Publication : Médecine sciences : M/S

[Typhoid fever: facing the challenge of resistant strains]

Scientific Fields
Diseases
Organisms
Applications
Technique

Published in Médecine sciences : M/S - 01 Nov 2010

Weill FX

Link to Pubmed [PMID] – 21106179

Med Sci (Paris) 2010 Nov;26(11):969-75

The introduction of chloramphenicol in 1948 revolutionised the outcome of typhoid fever but chloramphenicol-resistant strains of Salmonella enterica serotype Typhi were reported just two years later. Resistance followed also the introduction of ampicillin and co-trimoxazole. During the second half of the 1980s, strains resistant to the three first-line antimicrobial agents, chloramphenicol, ampicillin and co-trimoxazole emerged and spread rapidly throughout the Indian subcontinent and South East Asia. During the 1990s when fluoroquinolones had become a first-line treatment for typhoid fever, these multi drug resistant (MDR) strains acquired an additional resistance to nalidixic acid with decreased susceptibilities to ciprofloxacin (CIPDS) (MIC range, 0.125-1 mg/l).

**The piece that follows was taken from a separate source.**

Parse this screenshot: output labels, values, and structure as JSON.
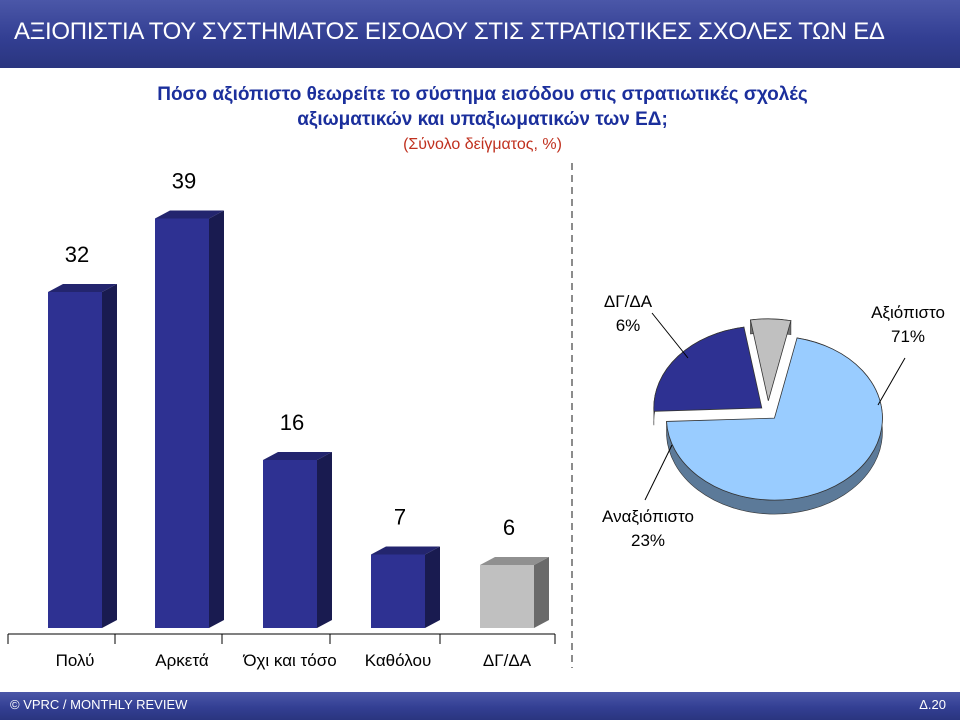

Considerable data have now accumulated to suggest that infections due to CIPDS strains may not respond satisfactorily to therapy with ciprofloxacin or ofloxacin. Furthermore, identification of such CIPDS strains in clinical laboratories is not easy without determination of MIC of ciprofloxacin. Recently, several isolates highly resistant to ciprofloxacin or to extended-spectrum cephalosporins of Asian origin have been reported.